El niño Dios debería nacer de nuevo en esta tierra. Año a año repetía el prodigio para hacernos saber tanto él como su padre; que había nacido como cualquier otro niño y había crecido como todos y al ser adulto había dado su vida por nuestra salvación. No era que fuera algo maravilloso para él pero sí era algo maravilloso para nosotros el resto de mortales. Ya que habíamos sido salvados por él. Habíamos recibido prácticamente las llaves del cielo gracias a su enorme sacrificio y podíamos gozar de la gloria eterna al llegar al padre, al hijo y por supuesto al espíritu santo.
El niño Dios en este instante, al ver tanta maldad en el mundo se preguntaba si valía la pena repetir su sacrificio, empezando obviamente por su nacimiento en el pesebre.
Todo el mundo se preparaba para su llegada y los árboles de navidad brillaban con luces y colores, y las familias preparaban el nacimiento llenándolo de personajes bíblicos e incluso de animalitos y autos y aviones que los más chicos exigían.

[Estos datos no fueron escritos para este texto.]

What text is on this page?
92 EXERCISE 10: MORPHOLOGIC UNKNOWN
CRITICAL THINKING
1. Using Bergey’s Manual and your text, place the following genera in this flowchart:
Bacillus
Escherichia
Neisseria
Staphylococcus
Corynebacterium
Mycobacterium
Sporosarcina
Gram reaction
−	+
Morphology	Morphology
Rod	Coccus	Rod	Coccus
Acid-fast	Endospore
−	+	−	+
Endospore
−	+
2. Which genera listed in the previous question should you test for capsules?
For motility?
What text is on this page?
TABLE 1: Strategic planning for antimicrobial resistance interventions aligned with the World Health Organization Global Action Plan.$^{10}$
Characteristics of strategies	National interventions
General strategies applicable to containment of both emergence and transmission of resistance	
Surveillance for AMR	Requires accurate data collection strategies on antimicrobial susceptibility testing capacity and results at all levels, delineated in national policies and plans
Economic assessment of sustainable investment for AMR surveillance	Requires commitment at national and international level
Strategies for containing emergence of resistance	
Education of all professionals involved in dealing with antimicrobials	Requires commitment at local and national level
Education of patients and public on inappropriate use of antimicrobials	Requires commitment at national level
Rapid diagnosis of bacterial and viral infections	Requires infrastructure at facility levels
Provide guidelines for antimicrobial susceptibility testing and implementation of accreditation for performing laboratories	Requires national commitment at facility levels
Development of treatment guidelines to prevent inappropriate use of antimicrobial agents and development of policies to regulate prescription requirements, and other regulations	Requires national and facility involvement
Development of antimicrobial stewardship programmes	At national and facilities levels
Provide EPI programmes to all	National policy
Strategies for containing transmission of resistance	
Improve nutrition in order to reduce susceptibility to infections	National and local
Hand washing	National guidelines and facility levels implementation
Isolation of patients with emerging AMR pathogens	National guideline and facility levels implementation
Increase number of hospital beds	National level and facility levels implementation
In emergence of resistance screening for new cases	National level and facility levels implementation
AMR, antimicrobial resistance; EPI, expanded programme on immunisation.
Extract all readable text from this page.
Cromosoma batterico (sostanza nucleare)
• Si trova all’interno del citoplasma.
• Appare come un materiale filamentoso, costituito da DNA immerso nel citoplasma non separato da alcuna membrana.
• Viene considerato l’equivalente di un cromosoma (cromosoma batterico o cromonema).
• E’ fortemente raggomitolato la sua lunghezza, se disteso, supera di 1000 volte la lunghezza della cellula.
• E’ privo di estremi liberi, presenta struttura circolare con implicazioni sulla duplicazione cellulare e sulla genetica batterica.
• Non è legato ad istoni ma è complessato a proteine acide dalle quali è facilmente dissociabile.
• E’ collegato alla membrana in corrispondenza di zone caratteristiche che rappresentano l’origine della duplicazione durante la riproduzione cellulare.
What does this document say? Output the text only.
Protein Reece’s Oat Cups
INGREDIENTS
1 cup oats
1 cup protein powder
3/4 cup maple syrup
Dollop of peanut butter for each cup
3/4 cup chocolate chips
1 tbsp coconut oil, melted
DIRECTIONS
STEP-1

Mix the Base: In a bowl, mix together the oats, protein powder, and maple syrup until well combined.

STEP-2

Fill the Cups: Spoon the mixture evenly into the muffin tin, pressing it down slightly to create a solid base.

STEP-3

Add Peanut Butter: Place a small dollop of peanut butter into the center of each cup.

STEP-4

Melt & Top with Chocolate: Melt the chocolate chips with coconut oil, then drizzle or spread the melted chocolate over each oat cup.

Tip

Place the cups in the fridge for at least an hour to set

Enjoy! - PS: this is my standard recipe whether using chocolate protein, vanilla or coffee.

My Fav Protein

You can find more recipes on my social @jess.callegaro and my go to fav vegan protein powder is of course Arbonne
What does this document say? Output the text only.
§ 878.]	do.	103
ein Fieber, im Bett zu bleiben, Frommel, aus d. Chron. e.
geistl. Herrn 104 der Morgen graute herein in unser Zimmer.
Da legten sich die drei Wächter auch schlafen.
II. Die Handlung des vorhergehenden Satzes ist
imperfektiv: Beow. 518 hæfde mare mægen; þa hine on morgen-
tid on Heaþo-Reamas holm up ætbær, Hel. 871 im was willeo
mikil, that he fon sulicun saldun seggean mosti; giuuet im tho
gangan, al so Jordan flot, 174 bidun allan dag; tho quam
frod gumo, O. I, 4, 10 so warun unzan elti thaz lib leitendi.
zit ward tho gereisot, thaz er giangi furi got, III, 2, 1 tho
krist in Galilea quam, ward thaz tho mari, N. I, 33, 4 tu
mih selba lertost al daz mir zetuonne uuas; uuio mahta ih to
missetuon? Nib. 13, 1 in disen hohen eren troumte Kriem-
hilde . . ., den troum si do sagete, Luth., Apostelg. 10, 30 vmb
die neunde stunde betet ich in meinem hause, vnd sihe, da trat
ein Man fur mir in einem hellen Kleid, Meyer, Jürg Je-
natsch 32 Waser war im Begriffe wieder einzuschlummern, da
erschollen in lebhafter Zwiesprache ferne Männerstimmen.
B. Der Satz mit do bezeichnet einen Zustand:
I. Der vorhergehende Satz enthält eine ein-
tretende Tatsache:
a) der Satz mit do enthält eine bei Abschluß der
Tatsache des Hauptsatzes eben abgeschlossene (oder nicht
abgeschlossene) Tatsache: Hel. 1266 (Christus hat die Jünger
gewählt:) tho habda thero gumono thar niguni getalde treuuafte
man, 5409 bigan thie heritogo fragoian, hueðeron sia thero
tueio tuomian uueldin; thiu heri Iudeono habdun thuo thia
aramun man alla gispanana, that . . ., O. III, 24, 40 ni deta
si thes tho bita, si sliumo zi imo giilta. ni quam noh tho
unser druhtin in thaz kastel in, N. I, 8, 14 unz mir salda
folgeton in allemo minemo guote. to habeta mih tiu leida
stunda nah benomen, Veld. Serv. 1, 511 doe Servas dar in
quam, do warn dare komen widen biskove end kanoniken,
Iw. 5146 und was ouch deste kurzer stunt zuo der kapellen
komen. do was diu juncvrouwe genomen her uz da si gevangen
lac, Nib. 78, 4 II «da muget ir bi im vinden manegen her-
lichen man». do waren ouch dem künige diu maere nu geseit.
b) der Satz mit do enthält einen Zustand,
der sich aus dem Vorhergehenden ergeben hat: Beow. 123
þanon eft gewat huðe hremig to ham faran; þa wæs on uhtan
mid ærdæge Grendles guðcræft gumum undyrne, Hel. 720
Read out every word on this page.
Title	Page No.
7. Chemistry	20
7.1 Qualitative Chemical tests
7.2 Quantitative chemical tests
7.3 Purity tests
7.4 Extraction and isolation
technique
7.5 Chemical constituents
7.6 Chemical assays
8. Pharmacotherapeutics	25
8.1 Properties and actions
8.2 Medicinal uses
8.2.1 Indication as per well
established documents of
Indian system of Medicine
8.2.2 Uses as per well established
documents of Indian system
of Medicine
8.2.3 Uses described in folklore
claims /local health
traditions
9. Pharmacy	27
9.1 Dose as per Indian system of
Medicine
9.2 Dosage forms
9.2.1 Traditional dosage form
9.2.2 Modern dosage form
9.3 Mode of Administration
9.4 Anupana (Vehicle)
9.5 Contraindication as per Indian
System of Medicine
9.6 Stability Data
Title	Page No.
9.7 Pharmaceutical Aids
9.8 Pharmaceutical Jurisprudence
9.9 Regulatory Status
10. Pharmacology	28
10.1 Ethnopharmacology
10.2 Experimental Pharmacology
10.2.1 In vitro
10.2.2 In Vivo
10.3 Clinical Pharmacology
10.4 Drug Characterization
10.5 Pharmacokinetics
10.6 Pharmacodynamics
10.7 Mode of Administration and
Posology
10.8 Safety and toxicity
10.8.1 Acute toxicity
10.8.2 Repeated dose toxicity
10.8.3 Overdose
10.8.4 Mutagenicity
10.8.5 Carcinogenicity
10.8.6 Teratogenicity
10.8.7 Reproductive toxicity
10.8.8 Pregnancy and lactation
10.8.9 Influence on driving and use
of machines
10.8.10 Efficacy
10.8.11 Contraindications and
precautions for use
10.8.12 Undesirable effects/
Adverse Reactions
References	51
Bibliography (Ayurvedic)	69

Preparaban reuniones familiares y cenas festivas que alegrarían a todos. Compraban regalos para agradar a los otros aun a expensas de sus finanzas.
Él, el niño Dios estaba seguro que un día sin necesidad de revelarse ante el padre él no iba a tener que repetir ni nacimiento ni su sacrificio pues él, el padre por fin se daría cuenta que la maldad había ganado no una batalla sino la guerra.